FreeCAD renforce sa politique sur les contributions assistées par IA
FreeCAD précise sa politique sur l’IA : déclaration de l’assistance utilisée, responsabilité humaine et échanges sans chatbot lors des revues de code.
Publié le par Emmanuel LASTRAMis à jour le 3 min de lecture

Mise à jour du 29 juin 2026 : FreeCAD a renforcé les premières règles annoncées en mars. Le projet dispose désormais d’une politique dédiée à l’IA, qui place explicitement l’humain au centre des contributions et formule de nouvelles attentes en matière de transparence.
Le projet open source FreeCAD, logiciel libre de modélisation 3D paramétrique, avait introduit en mars 2026 deux premières règles pour faire face à l’afflux de correctifs générés par intelligence artificielle. Le code brut produit par une IA ne devait pas être accepté et chaque contributeur devait comprendre, vérifier, tester et pouvoir justifier l’intégralité de sa proposition. Il devait également s’assurer que celle-ci ne portait pas atteinte aux droits d’auteur ou aux licences de tiers.
La mise à jour publiée le 29 juin transforme ces principes en une politique plus complète et plus concrète. FreeCAD demande désormais aux contributeurs de :
- signaler dans la description de la pull request toute assistance par IA ;
- ajouter aux commits une mention
Assisted-by: [famille du modèle] ([version ou identifiant]); - confirmer, via une case obligatoire du formulaire de pull request, qu’ils ont contrôlé le code, en assument la responsabilité et communiquent personnellement avec les mainteneurs ;
- comprendre, relire et tester en profondeur chaque contribution avant de la soumettre.
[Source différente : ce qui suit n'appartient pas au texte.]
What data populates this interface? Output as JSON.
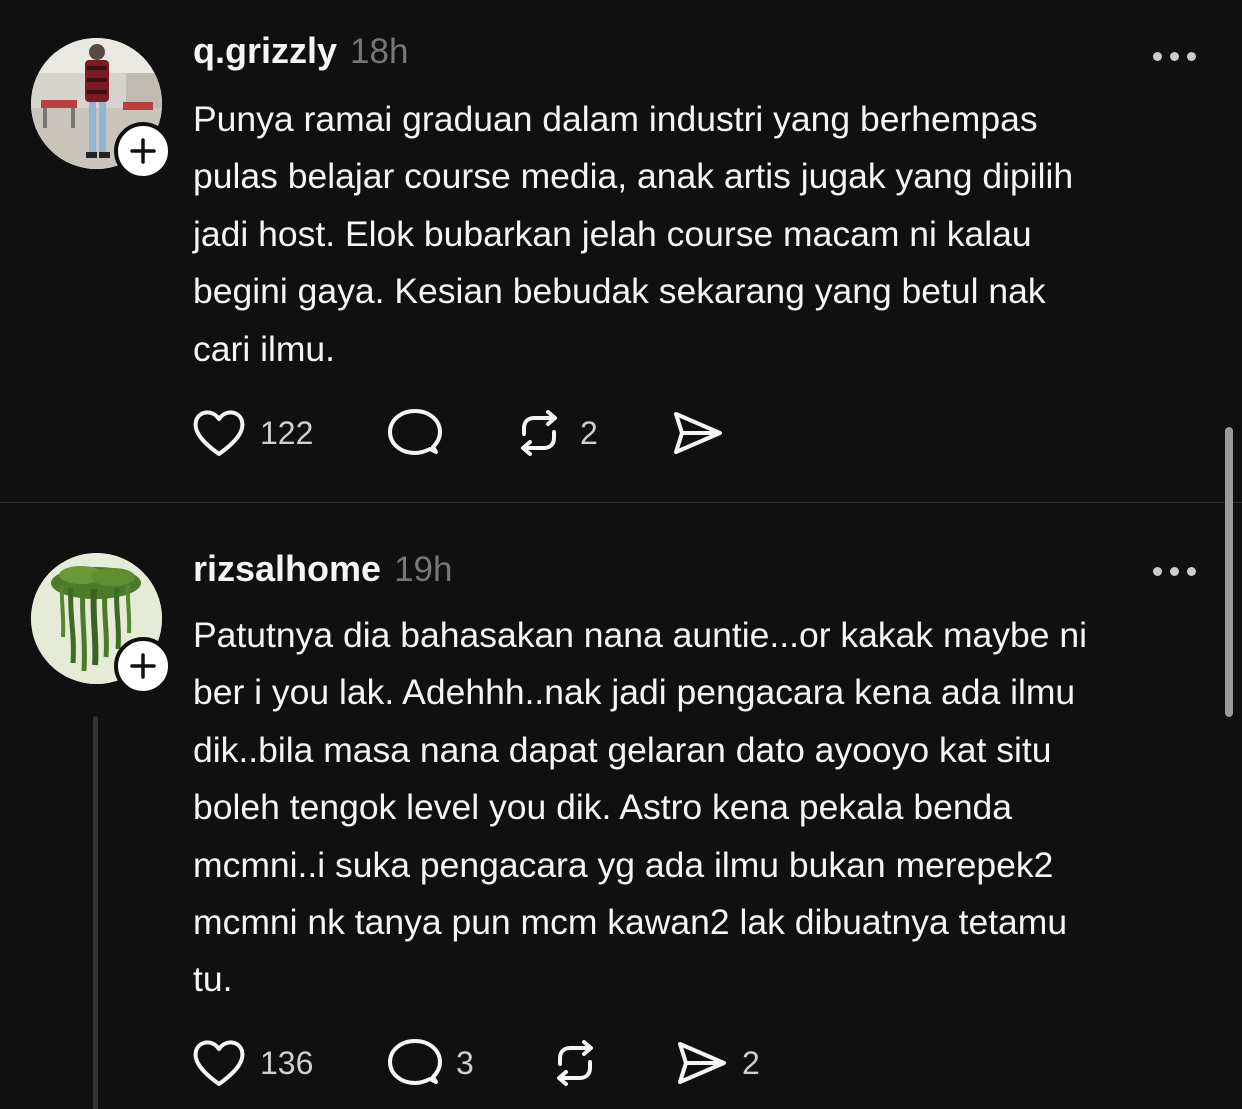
{
  "posts": [
    {
      "username": "q.grizzly",
      "time": "18h",
      "text": "Punya ramai graduan dalam industri yang berhempas\npulas belajar course media, anak artis jugak yang dipilih\njadi host. Elok bubarkan jelah course macam ni kalau\nbegini gaya. Kesian bebudak sekarang yang betul nak\ncari ilmu.",
      "likes": "122",
      "replies": "",
      "reposts": "2",
      "shares": ""
    },
    {
      "username": "rizsalhome",
      "time": "19h",
      "text": "Patutnya dia bahasakan nana auntie...or kakak maybe ni\nber i you lak. Adehhh..nak jadi pengacara kena ada ilmu\ndik..bila masa nana dapat gelaran dato ayooyo kat situ\nboleh tengok level you dik. Astro kena pekala benda\nmcmni..i suka pengacara yg ada ilmu bukan merepek2\nmcmni nk tanya pun mcm kawan2 lak dibuatnya tetamu\ntu.",
      "likes": "136",
      "replies": "3",
      "reposts": "",
      "shares": "2"
    }
  ],
  "icons": {
    "like": "heart-icon",
    "reply": "comment-icon",
    "repost": "repost-icon",
    "share": "send-icon",
    "more": "more-icon",
    "follow": "plus-icon"
  },
  "colors": {
    "background": "#101010",
    "text": "#f3f5f7",
    "muted": "#777777",
    "divider": "#2d2d2d"
  }
}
La politique ne vise donc pas seulement le code. FreeCAD précise qu’il n’acceptera pas les pull requests dont le code, les messages de commit, la description ou les réponses aux commentaires de revue sont manifestement générés par une IA. Les échanges avec les réviseurs doivent rester humains, afin que ceux-ci puissent dialoguer avec une personne capable d’expliquer ses choix et d’assumer la contribution.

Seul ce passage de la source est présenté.